Page MenuHome

User permissions for editing differentials
Confirmed, NormalPublicTO DO

Description

Currently users have very broad permissions for editing differentials, while we heavily restrict the editing abilities for tickets. This was causing a recent incident on the bug tracker were a user edited titles of other people's differentials to draw attention to this problem.
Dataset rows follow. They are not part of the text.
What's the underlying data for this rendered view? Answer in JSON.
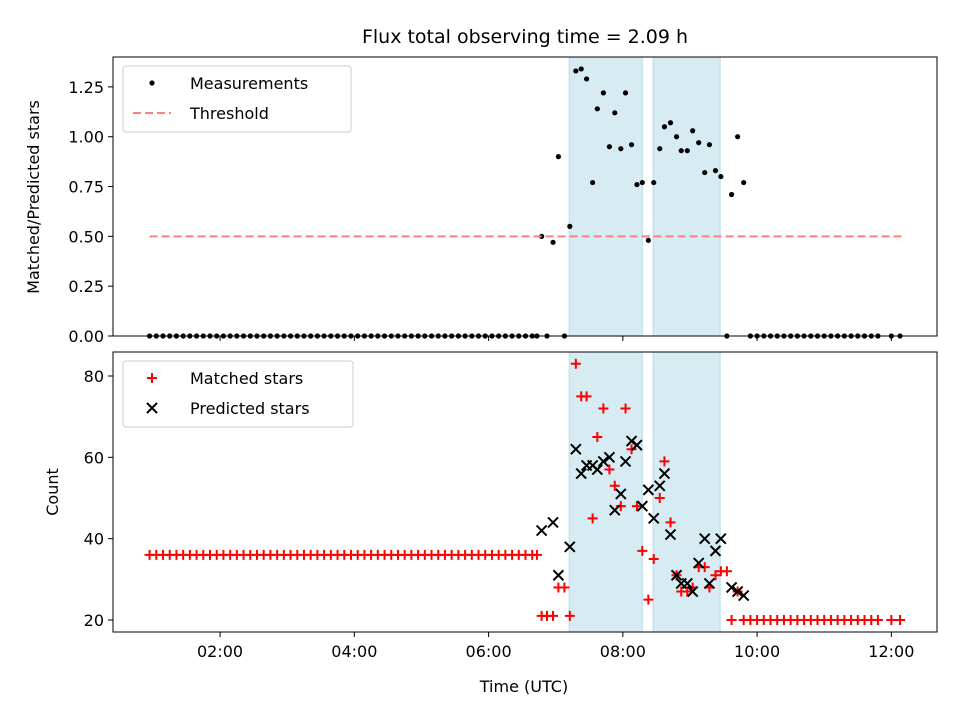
{
  "chart_data": [
    {
      "type": "scatter",
      "title": "Flux total observing time = 2.09 h",
      "xlabel": "",
      "ylabel": "Matched/Predicted stars",
      "xlim_hours": [
        0.405,
        12.68
      ],
      "ylim": [
        0,
        1.4
      ],
      "yticks": [
        0,
        0.25,
        0.5,
        0.75,
        1.0,
        1.25
      ],
      "ytick_labels": [
        "0.00",
        "0.25",
        "0.50",
        "0.75",
        "1.00",
        "1.25"
      ],
      "legend_placement": "top-left",
      "shaded_intervals_hours": [
        [
          7.2,
          8.29
        ],
        [
          8.45,
          9.45
        ]
      ],
      "shade_color": "#add8e6",
      "series": [
        {
          "name": "Measurements",
          "marker": "dot",
          "color": "#000000",
          "x_hours": [
            0.95,
            1.05,
            1.15,
            1.25,
            1.35,
            1.45,
            1.55,
            1.65,
            1.75,
            1.85,
            1.95,
            2.05,
            2.15,
            2.25,
            2.35,
            2.45,
            2.55,
            2.65,
            2.75,
            2.85,
            2.95,
            3.05,
            3.15,
            3.25,
            3.35,
            3.45,
            3.55,
            3.65,
            3.75,
            3.85,
            3.95,
            4.05,
            4.15,
            4.25,
            4.35,
            4.45,
            4.55,
            4.65,
            4.75,
            4.85,
            4.95,
            5.05,
            5.15,
            5.25,
            5.35,
            5.45,
            5.55,
            5.65,
            5.75,
            5.85,
            5.95,
            6.05,
            6.15,
            6.25,
            6.35,
            6.45,
            6.55,
            6.65,
            6.72,
            6.79,
            6.87,
            6.96,
            7.04,
            7.13,
            7.21,
            7.3,
            7.38,
            7.46,
            7.55,
            7.62,
            7.71,
            7.8,
            7.88,
            7.97,
            8.04,
            8.13,
            8.21,
            8.29,
            8.38,
            8.46,
            8.55,
            8.62,
            8.71,
            8.8,
            8.87,
            8.96,
            9.04,
            9.13,
            9.22,
            9.29,
            9.38,
            9.46,
            9.55,
            9.62,
            9.71,
            9.8,
            9.9,
            10.0,
            10.1,
            10.2,
            10.3,
            10.4,
            10.5,
            10.6,
            10.7,
            10.8,
            10.9,
            11.0,
            11.1,
            11.2,
            11.3,
            11.4,
            11.5,
            11.6,
            11.7,
            11.8,
            12.0,
            12.13
          ],
          "y": [
            0,
            0,
            0,
            0,
            0,
            0,
            0,
            0,
            0,
            0,
            0,
            0,
            0,
            0,
            0,
            0,
            0,
            0,
            0,
            0,
            0,
            0,
            0,
            0,
            0,
            0,
            0,
            0,
            0,
            0,
            0,
            0,
            0,
            0,
            0,
            0,
            0,
            0,
            0,
            0,
            0,
            0,
            0,
            0,
            0,
            0,
            0,
            0,
            0,
            0,
            0,
            0,
            0,
            0,
            0,
            0,
            0,
            0,
            0,
            0.5,
            0,
            0.47,
            0.9,
            0,
            0.55,
            1.33,
            1.34,
            1.29,
            0.77,
            1.14,
            1.22,
            0.95,
            1.12,
            0.94,
            1.22,
            0.96,
            0.76,
            0.77,
            0.48,
            0.77,
            0.94,
            1.05,
            1.07,
            1.0,
            0.93,
            0.93,
            1.03,
            0.97,
            0.82,
            0.96,
            0.83,
            0.8,
            0,
            0.71,
            1.0,
            0.77,
            0,
            0,
            0,
            0,
            0,
            0,
            0,
            0,
            0,
            0,
            0,
            0,
            0,
            0,
            0,
            0,
            0,
            0,
            0,
            0,
            0,
            0
          ]
        },
        {
          "name": "Threshold",
          "marker": "dashed-line",
          "color": "#ff7f7f",
          "x_hours": [
            0.95,
            12.15
          ],
          "y": [
            0.5,
            0.5
          ]
        }
      ]
    },
    {
      "type": "scatter",
      "title": "",
      "xlabel": "Time (UTC)",
      "ylabel": "Count",
      "xlim_hours": [
        0.405,
        12.68
      ],
      "ylim": [
        17.05,
        85.9
      ],
      "yticks": [
        20,
        40,
        60,
        80
      ],
      "ytick_labels": [
        "20",
        "40",
        "60",
        "80"
      ],
      "xticks_hours": [
        2,
        4,
        6,
        8,
        10,
        12
      ],
      "xtick_labels": [
        "02:00",
        "04:00",
        "06:00",
        "08:00",
        "10:00",
        "12:00"
      ],
      "legend_placement": "top-left",
      "shaded_intervals_hours": [
        [
          7.2,
          8.29
        ],
        [
          8.45,
          9.45
        ]
      ],
      "series": [
        {
          "name": "Matched stars",
          "marker": "plus",
          "color": "#ff0000",
          "x_hours": [
            0.95,
            1.05,
            1.15,
            1.25,
            1.35,
            1.45,
            1.55,
            1.65,
            1.75,
            1.85,
            1.95,
            2.05,
            2.15,
            2.25,
            2.35,
            2.45,
            2.55,
            2.65,
            2.75,
            2.85,
            2.95,
            3.05,
            3.15,
            3.25,
            3.35,
            3.45,
            3.55,
            3.65,
            3.75,
            3.85,
            3.95,
            4.05,
            4.15,
            4.25,
            4.35,
            4.45,
            4.55,
            4.65,
            4.75,
            4.85,
            4.95,
            5.05,
            5.15,
            5.25,
            5.35,
            5.45,
            5.55,
            5.65,
            5.75,
            5.85,
            5.95,
            6.05,
            6.15,
            6.25,
            6.35,
            6.45,
            6.55,
            6.65,
            6.72,
            6.79,
            6.87,
            6.96,
            7.04,
            7.13,
            7.21,
            7.3,
            7.38,
            7.46,
            7.55,
            7.62,
            7.71,
            7.8,
            7.88,
            7.97,
            8.04,
            8.13,
            8.21,
            8.29,
            8.38,
            8.46,
            8.55,
            8.62,
            8.71,
            8.8,
            8.87,
            8.96,
            9.04,
            9.13,
            9.22,
            9.29,
            9.38,
            9.46,
            9.55,
            9.62,
            9.71,
            9.8,
            9.9,
            10.0,
            10.1,
            10.2,
            10.3,
            10.4,
            10.5,
            10.6,
            10.7,
            10.8,
            10.9,
            11.0,
            11.1,
            11.2,
            11.3,
            11.4,
            11.5,
            11.6,
            11.7,
            11.8,
            12.0,
            12.13
          ],
          "y": [
            36,
            36,
            36,
            36,
            36,
            36,
            36,
            36,
            36,
            36,
            36,
            36,
            36,
            36,
            36,
            36,
            36,
            36,
            36,
            36,
            36,
            36,
            36,
            36,
            36,
            36,
            36,
            36,
            36,
            36,
            36,
            36,
            36,
            36,
            36,
            36,
            36,
            36,
            36,
            36,
            36,
            36,
            36,
            36,
            36,
            36,
            36,
            36,
            36,
            36,
            36,
            36,
            36,
            36,
            36,
            36,
            36,
            36,
            36,
            21,
            21,
            21,
            28,
            28,
            21,
            83,
            75,
            75,
            45,
            65,
            72,
            57,
            53,
            48,
            72,
            62,
            48,
            37,
            25,
            35,
            50,
            59,
            44,
            31,
            27,
            27,
            28,
            33,
            33,
            28,
            31,
            32,
            32,
            20,
            27,
            20,
            20,
            20,
            20,
            20,
            20,
            20,
            20,
            20,
            20,
            20,
            20,
            20,
            20,
            20,
            20,
            20,
            20,
            20,
            20,
            20,
            20,
            20
          ]
        },
        {
          "name": "Predicted stars",
          "marker": "x",
          "color": "#000000",
          "x_hours": [
            6.79,
            6.96,
            7.04,
            7.21,
            7.3,
            7.38,
            7.46,
            7.55,
            7.62,
            7.71,
            7.8,
            7.88,
            7.97,
            8.04,
            8.13,
            8.21,
            8.29,
            8.38,
            8.46,
            8.55,
            8.62,
            8.71,
            8.8,
            8.87,
            8.96,
            9.04,
            9.13,
            9.22,
            9.29,
            9.38,
            9.46,
            9.62,
            9.71,
            9.8
          ],
          "y": [
            42,
            44,
            31,
            38,
            62,
            56,
            58,
            58,
            57,
            59,
            60,
            47,
            51,
            59,
            64,
            63,
            48,
            52,
            45,
            53,
            56,
            41,
            31,
            29,
            29,
            27,
            34,
            40,
            29,
            37,
            40,
            28,
            27,
            26
          ]
        }
      ]
    }
  ]
}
On tickets we are being very restrictive, regular users are not allowed to change anything besides:

  • Status
  • Assign / Claim

On differentials they are allowed to modify everything. They can change:

  • Title
  • Summary
  • Reviewers
  • Repository
  • Policy
  • Visibility
  • Commandeer Revision (essentially take ownership)
  • Update the diff

While we want to be as open as possible so that every member of the community can participate in the development, some of these permissions should likely not be given to a regular user.

Event Timeline

Robert Guetzkow (rjg) changed the task status from Needs Triage to Confirmed.Dec 14 2020, 11:31 AM
Robert Guetzkow (rjg) created this task.

Note, Moderators should still be able to modify these properties.

This is a limitation in Phabricator, there is no distinction between being able to submit a new diff and editing an existing one.

We could implement some permissions for this ourselves, though I'm not convinced it's actually worth the time.